Walking the Lakefront with Forster
Look, I've been teaching Forster for fifteen years. A Passage to India, A Room with a View - I've assigned them, graded papers on them, listened to students complain about them. But somehow Howards End kept slipping through the cracks of my curriculum. So when I finally downloaded Elizabeth Klett's narration, I told myself I'd listen during my morning walks along Lake Michigan. Twelve hours later - spread across two weeks of lakefront strolls, late-night grading sessions, and one particularly boring staff development day - I emerged wondering why I'd waited so long.
The thing about Forster is he writes like he's having a conversation with you. Not at you. With you. And Klett gets this completely. She doesn't perform the novel so much as... inhabit it? That sounds pretentious. (My students would roll their eyes.) But it's true. Klett brings that same warmth to Pride and Prejudice, making Austen's social commentary feel just as immediate. There's a warmth to her reading that makes you feel like you're walking through those Edwardian drawing rooms alongside Margaret Schlegel, watching her try to bridge the impossible gap between money and meaning.
Why Klett Understands the Assignment
Here's what separates a good narrator from a great one: knowing when to get out of the way. Forster's prose is already doing so much work - the irony, the social observation, those devastating little asides about English propriety. A lesser narrator might try to punch up every moment, add vocal flourishes where they don't belong. Klett trusts the text. She lets "Only connect..." land without underlining it three times.
But - and this is crucial - she also knows when to lean in. The Wilcoxes sound exactly as they should: brisk, practical, a little oblivious to their own privilege. Henry Wilcox's bluster comes through without caricature. Helen Schlegel's passionate idealism vibrates differently than Margaret's measured thoughtfulness. And poor Leonard Bast - struggling, striving, desperately trying to better himself through culture while the economic ground crumbles beneath him - Klett gives him a dignity that the narrative sometimes withholds.
The accents are spot-on, which matters more than you'd think. This is a novel about class, about who belongs where, about the invisible walls between people who speak the same language but might as well be from different planets. She navigates similar class distinctions in Jane Eyre, where every vocal choice reinforces the power dynamics BrontΓ« was dissecting. When Klett shifts between the Schlegels' cosmopolitan German-English inflections and the Basts' more constrained register, you hear the thesis of the book.
What Forster Is Really Saying
Okay, so here's where my inner English teacher comes out. (Sorry. Occupational hazard.)
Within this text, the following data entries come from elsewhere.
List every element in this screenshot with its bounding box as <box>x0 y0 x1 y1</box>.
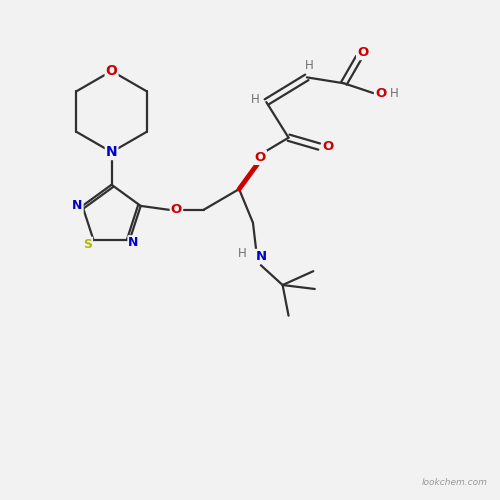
Text: O: O <box>254 151 266 164</box>
Text: O: O <box>170 204 182 216</box>
Text: H: H <box>251 93 260 106</box>
Text: O: O <box>375 86 386 100</box>
Text: O: O <box>322 140 334 153</box>
Text: H: H <box>305 60 314 72</box>
Text: lookchem.com: lookchem.com <box>422 478 488 488</box>
Text: N: N <box>256 250 266 263</box>
Text: H: H <box>238 248 246 260</box>
Text: O: O <box>357 46 368 59</box>
Text: N: N <box>72 200 83 212</box>
Text: N: N <box>128 236 138 249</box>
Text: S: S <box>83 238 92 250</box>
Text: O: O <box>106 64 118 78</box>
Text: H: H <box>390 86 398 100</box>
Text: N: N <box>106 145 118 159</box>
Howards End is over a century old, and it shouldn't feel this relevant. But listening to it in 2024, walking past the Chicago skyline while Forster dissects how the wealthy convince themselves they've earned what they inherited, how the intellectual class wrings its hands about inequality while benefiting from it, how the people actually struggling get crushed between good intentions and systemic indifference - I mean. Come on.
The Schlegels want to help Leonard Bast. They really do. They're good people with good hearts who believe in art and culture and human connection. And their help destroys him. Not through malice. Through the casual assumption that their world and his operate by the same rules.
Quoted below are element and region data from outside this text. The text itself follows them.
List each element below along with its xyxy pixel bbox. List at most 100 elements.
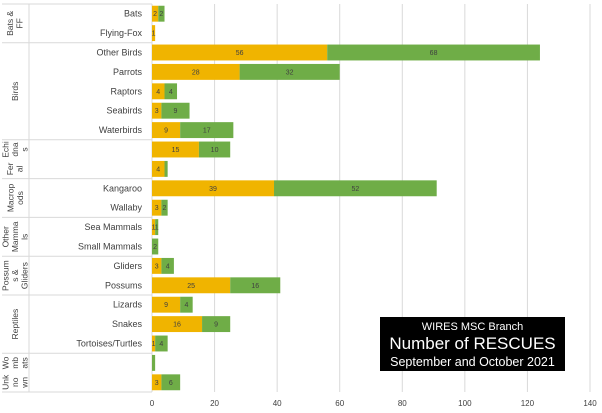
x-tick-label: 0 (150, 399, 155, 408)
bar-segment-series-2 (239, 63, 340, 80)
group-label: al (15, 165, 25, 172)
bar-segment-series-2 (152, 354, 156, 371)
group-label: Birds (10, 82, 20, 101)
bar-segment-series-2 (161, 199, 168, 216)
category-label: Other Birds (96, 48, 142, 58)
chart-title-line-1: WIRES MSC Branch (421, 321, 524, 333)
x-tick-label: 20 (210, 399, 219, 408)
bar-segment-series-2 (202, 316, 231, 333)
category-label: Parrots (113, 67, 143, 77)
bar-segment-series-2 (161, 102, 190, 119)
bar-segment-series-1 (152, 296, 181, 313)
category-label: Flying-Fox (100, 28, 143, 38)
data-label-series-2: 9 (174, 108, 178, 115)
data-label-series-1: 16 (173, 322, 181, 329)
data-label-series-1: 3 (155, 263, 159, 270)
data-label-series-1: 25 (187, 283, 195, 290)
category-label: Possums (105, 280, 143, 290)
data-label-series-2: 2 (153, 244, 157, 251)
category-label: Seabirds (106, 106, 142, 116)
group-label: Fer (5, 162, 15, 175)
group-label: ats (20, 357, 30, 368)
data-label-series-2: 2 (159, 11, 163, 18)
data-label-series-2: 4 (159, 341, 163, 348)
group-label: mb (10, 357, 20, 369)
category-label: Gliders (113, 261, 142, 271)
bar-segment-series-1 (152, 122, 181, 139)
bar-segment-series-1 (152, 44, 328, 61)
group-label: s & (10, 269, 20, 282)
bar-segment-series-2 (158, 5, 165, 22)
data-label-series-2: 10 (211, 147, 219, 154)
data-label-series-1: 4 (156, 166, 160, 173)
category-label: Small Mammals (78, 242, 143, 252)
bar-segment-series-1 (152, 141, 199, 158)
x-tick-label: 40 (273, 399, 282, 408)
data-label-series-2: 68 (430, 50, 438, 57)
category-label: Lizards (113, 300, 143, 310)
data-label-series-2: 9 (214, 322, 218, 329)
group-label: Possum (1, 260, 11, 291)
bar-segment-series-1 (152, 160, 165, 177)
x-tick-label: 60 (335, 399, 344, 408)
group-label: Unk (1, 374, 11, 390)
bar-segment-series-2 (161, 374, 181, 391)
bar-segment-series-2 (230, 277, 281, 294)
category-label: Bats (124, 9, 143, 19)
group-label: ls (20, 234, 30, 240)
group-label: Other (1, 226, 11, 247)
category-label: Raptors (110, 86, 142, 96)
group-label: Mamma (10, 221, 20, 252)
data-label-series-1: 15 (172, 147, 180, 154)
group-label: Wo (1, 356, 11, 369)
data-label-series-2: 4 (166, 263, 170, 270)
category-label: Waterbirds (99, 125, 143, 135)
bar-segment-series-2 (198, 141, 231, 158)
title-box: WIRES MSC Branch Number of RESCUES Septe… (380, 317, 565, 371)
chart-title-line-3: September and October 2021 (390, 355, 555, 369)
data-label-series-1: 9 (164, 128, 168, 135)
bar-segment-series-1 (152, 219, 156, 236)
group-label: Bats & (5, 11, 15, 36)
data-label-series-1: 3 (155, 205, 159, 212)
category-label: Wallaby (110, 203, 142, 213)
bar-segment-series-1 (152, 5, 159, 22)
group-label: ods (15, 191, 25, 205)
category-label: Sea Mammals (84, 222, 142, 232)
bar-segment-series-1 (152, 83, 165, 100)
data-label-series-2: 1 (155, 225, 159, 232)
data-label-series-1: 4 (156, 89, 160, 96)
x-tick-label: 100 (458, 399, 472, 408)
bar-segment-series-2 (180, 296, 193, 313)
data-label-series-1: 28 (192, 69, 200, 76)
bar-segment-series-2 (155, 335, 168, 352)
bar-segment-series-1 (152, 102, 162, 119)
bar-segment-series-1 (152, 180, 275, 197)
bar-segment-series-1 (152, 199, 162, 216)
bar-segment-series-1 (152, 335, 156, 352)
group-label: s (20, 147, 30, 151)
data-label-series-1: 3 (155, 380, 159, 387)
bar-segment-series-2 (164, 160, 168, 177)
category-label: Snakes (112, 319, 143, 329)
category-label: Tortoises/Turtles (76, 339, 142, 349)
data-label-series-2: 16 (251, 283, 259, 290)
data-label-series-1: 1 (152, 31, 156, 38)
data-label-series-1: 1 (152, 341, 156, 348)
data-label-series-2: 6 (169, 380, 173, 387)
group-label: FF (15, 18, 25, 28)
bar-segment-series-2 (274, 180, 437, 197)
data-label-series-1: 2 (153, 11, 157, 18)
bar-segment-series-2 (161, 257, 174, 274)
bar-segment-series-1 (152, 25, 156, 42)
bar-segment-series-1 (152, 257, 162, 274)
group-label: Reptiles (10, 309, 20, 340)
chart-title-line-2: Number of RESCUES (389, 334, 556, 353)
x-tick-label: 140 (583, 399, 597, 408)
bar-segment-series-1 (152, 374, 162, 391)
data-label-series-2: 4 (169, 89, 173, 96)
data-label-series-1: 9 (164, 302, 168, 309)
data-label-series-1: 39 (209, 186, 217, 193)
group-label: wn (20, 377, 30, 389)
data-label-series-2: 2 (163, 205, 167, 212)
Forster saw this clearly in 1910. Klett's narration makes sure you feel it now.
This is why we still read the classics. Not because they're old and therefore important, but because the best ones keep asking questions we haven't answered yet.
The Listening Experience
At twelve hours, this isn't a quick listen. But it never dragged for me - and I'm someone who will abandon an audiobook mid-chapter if it loses momentum. The pacing feels deliberate in the best sense. Forster builds his world carefully, and Klett matches that rhythm. I listened at 1.0x because the prose deserves to be savored. (Yes, I know. My students think I'm ancient. They're not wrong.)
There were moments - particularly during the long middle section at Howards End itself - where I found myself stopping on the lakefront path, just standing there, letting a passage wash over me. The narrator understands that pause is punctuation. She gives the silences room.
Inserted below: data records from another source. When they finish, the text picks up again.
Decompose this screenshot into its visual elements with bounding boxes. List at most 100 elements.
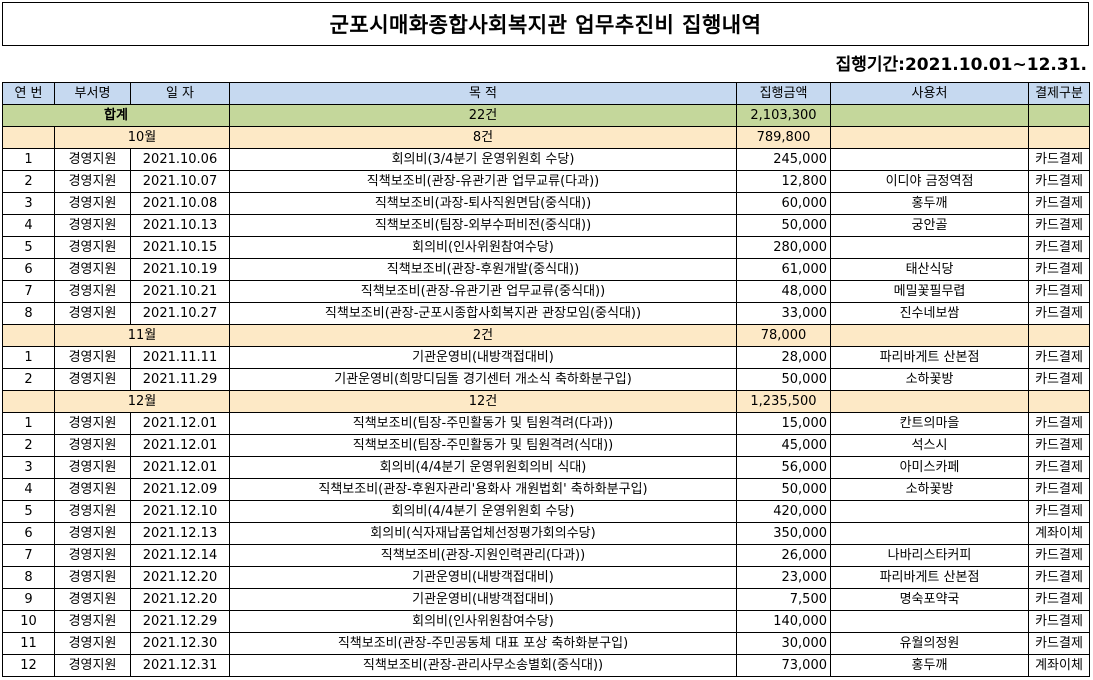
cell-row-no: 6 (2, 522, 55, 545)
cell-date: 2021.12.10 (130, 500, 230, 523)
cell-row-no: 2 (2, 368, 55, 391)
cell-row-no: 3 (2, 192, 55, 215)
cell-purpose: 직책보조비(관장-유관기관 업무교류(다과)) (229, 170, 737, 193)
cell-amount: 245,000 (736, 148, 831, 171)
header-payment: 결제구분 (1028, 82, 1090, 105)
cell-date: 2021.12.09 (130, 478, 230, 501)
cell-payment: 카드결제 (1028, 632, 1090, 655)
cell-purpose: 직책보조비(팀장-외부수퍼비전(중식대)) (229, 214, 737, 237)
cell-date: 2021.11.11 (130, 346, 230, 369)
cell-vendor: 궁안골 (830, 214, 1029, 237)
cell-date: 2021.12.31 (130, 654, 230, 677)
cell-amount: 48,000 (736, 280, 831, 303)
cell-amount: 23,000 (736, 566, 831, 589)
table-row: 11 경영지원 2021.12.30 직책보조비(관장-주민공동체 대표 포상 축하화… (2, 632, 1090, 655)
cell-payment: 카드결제 (1028, 456, 1090, 479)
cell-dept: 경영지원 (54, 258, 131, 281)
cell-amount: 30,000 (736, 632, 831, 655)
cell-date: 2021.12.01 (130, 434, 230, 457)
cell-purpose: 회의비(4/4분기 운영위원회의비 식대) (229, 456, 737, 479)
cell-amount: 28,000 (736, 346, 831, 369)
month-subtotal-row: 11월 2건 78,000 (2, 324, 1090, 347)
cell-purpose: 회의비(3/4분기 운영위원회 수당) (229, 148, 737, 171)
cell-vendor: 메밀꽃필무렵 (830, 280, 1029, 303)
month-label: 10월 (54, 126, 230, 149)
cell-payment: 카드결제 (1028, 434, 1090, 457)
table-row: 10 경영지원 2021.12.29 회의비(인사위원참여수당) 140,000 카드결제 (2, 610, 1090, 633)
cell-payment: 카드결제 (1028, 280, 1090, 303)
total-count: 22건 (229, 104, 737, 127)
month-blank (1028, 324, 1090, 347)
month-subtotal-row: 12월 12건 1,235,500 (2, 390, 1090, 413)
cell-dept: 경영지원 (54, 478, 131, 501)
cell-vendor: 명숙포약국 (830, 588, 1029, 611)
cell-date: 2021.11.29 (130, 368, 230, 391)
cell-purpose: 기관운영비(내방객접대비) (229, 566, 737, 589)
table-row: 5 경영지원 2021.12.10 회의비(4/4분기 운영위원회 수당) 420,00… (2, 500, 1090, 523)
document-title: 군포시매화종합사회복지관 업무추진비 집행내역 (2, 2, 1089, 46)
cell-amount: 73,000 (736, 654, 831, 677)
cell-row-no: 9 (2, 588, 55, 611)
cell-payment: 카드결제 (1028, 566, 1090, 589)
cell-purpose: 직책보조비(과장-퇴사직원면담(중식대)) (229, 192, 737, 215)
cell-dept: 경영지원 (54, 280, 131, 303)
cell-dept: 경영지원 (54, 654, 131, 677)
cell-purpose: 직책보조비(관장-후원자관리'용화사 개원법회' 축하화분구입) (229, 478, 737, 501)
table-row: 7 경영지원 2021.12.14 직책보조비(관장-지원인력관리(다과)) 26,00… (2, 544, 1090, 567)
cell-vendor: 파리바게트 산본점 (830, 566, 1029, 589)
cell-amount: 7,500 (736, 588, 831, 611)
cell-purpose: 회의비(인사위원참여수당) (229, 610, 737, 633)
month-count: 12건 (229, 390, 737, 413)
cell-row-no: 5 (2, 236, 55, 259)
cell-amount: 61,000 (736, 258, 831, 281)
cell-purpose: 직책보조비(관장-유관기관 업무교류(중식대)) (229, 280, 737, 303)
cell-row-no: 4 (2, 214, 55, 237)
cell-amount: 420,000 (736, 500, 831, 523)
month-amount: 789,800 (736, 126, 831, 149)
cell-date: 2021.12.20 (130, 566, 230, 589)
cell-amount: 350,000 (736, 522, 831, 545)
cell-payment: 계좌이체 (1028, 654, 1090, 677)
cell-payment: 카드결제 (1028, 610, 1090, 633)
cell-payment: 계좌이체 (1028, 522, 1090, 545)
header-amount: 집행금액 (736, 82, 831, 105)
cell-row-no: 8 (2, 302, 55, 325)
cell-vendor: 소하꽃방 (830, 368, 1029, 391)
month-amount: 1,235,500 (736, 390, 831, 413)
cell-dept: 경영지원 (54, 148, 131, 171)
cell-row-no: 7 (2, 280, 55, 303)
cell-date: 2021.12.30 (130, 632, 230, 655)
cell-date: 2021.12.01 (130, 412, 230, 435)
cell-row-no: 2 (2, 170, 55, 193)
month-label: 11월 (54, 324, 230, 347)
cell-dept: 경영지원 (54, 632, 131, 655)
cell-purpose: 기관운영비(희망디딤돌 경기센터 개소식 축하화분구입) (229, 368, 737, 391)
cell-vendor: 석스시 (830, 434, 1029, 457)
cell-date: 2021.10.06 (130, 148, 230, 171)
cell-purpose: 직책보조비(관장-군포시종합사회복지관 관장모임(중식대)) (229, 302, 737, 325)
cell-dept: 경영지원 (54, 544, 131, 567)
table-row: 6 경영지원 2021.12.13 회의비(식자재납품업체선정평가회의수당) 350,0… (2, 522, 1090, 545)
header-row: 연 번 부서명 일 자 목 적 집행금액 사용처 결제구분 (2, 82, 1090, 105)
cell-date: 2021.10.08 (130, 192, 230, 215)
cell-row-no: 10 (2, 610, 55, 633)
cell-date: 2021.10.15 (130, 236, 230, 259)
table-row: 1 경영지원 2021.12.01 직책보조비(팀장-주민활동가 및 팀원격려(다과)… (2, 412, 1090, 435)
cell-vendor: 아미스카페 (830, 456, 1029, 479)
cell-vendor: 이디야 금정역점 (830, 170, 1029, 193)
cell-dept: 경영지원 (54, 236, 131, 259)
cell-row-no: 8 (2, 566, 55, 589)
cell-dept: 경영지원 (54, 346, 131, 369)
cell-date: 2021.12.13 (130, 522, 230, 545)
cell-amount: 56,000 (736, 456, 831, 479)
cell-purpose: 회의비(4/4분기 운영위원회 수당) (229, 500, 737, 523)
table-row: 12 경영지원 2021.12.31 직책보조비(관장-관리사무소송별회(중식대)) 7… (2, 654, 1090, 677)
cell-dept: 경영지원 (54, 610, 131, 633)
table-row: 2 경영지원 2021.10.07 직책보조비(관장-유관기관 업무교류(다과)) 12… (2, 170, 1090, 193)
cell-dept: 경영지원 (54, 522, 131, 545)
cell-row-no: 11 (2, 632, 55, 655)
table-row: 8 경영지원 2021.10.27 직책보조비(관장-군포시종합사회복지관 관장모임(… (2, 302, 1090, 325)
cell-amount: 45,000 (736, 434, 831, 457)
header-dept: 부서명 (54, 82, 131, 105)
If you loved A Room with a View, this is its spiritual successor - more mature, more melancholy, more willing to sit with uncomfortable truths. If you're new to Forster, this might actually be the better entry point. The social comedy is sharper, the stakes feel higher, and the ending... well. The ending earns its ambiguity.
Who Should Listen (And Who Should Skip)
This is for people who want literature that makes them think. Fans of classic fiction who appreciate skilled narration. Anyone who's ever wondered whether good intentions are enough. (Spoiler: they're not.)
Maybe skip if you need plot-driven momentum or find Edwardian social dynamics insufferably slow. Fair enough. But you'd be missing something.
Worth pausing the faculty meeting for. Worth twelve hours of your life. Worth finally understanding what "Only connect" actually means - and why it's so much harder than it sounds.
(Principal Martinez, if you're somehow reading this: I was definitely paying attention during last week's budget presentation. I definitely wasn't listening to the scene where Margaret confronts Henry about his hypocrisy. Definitely not.)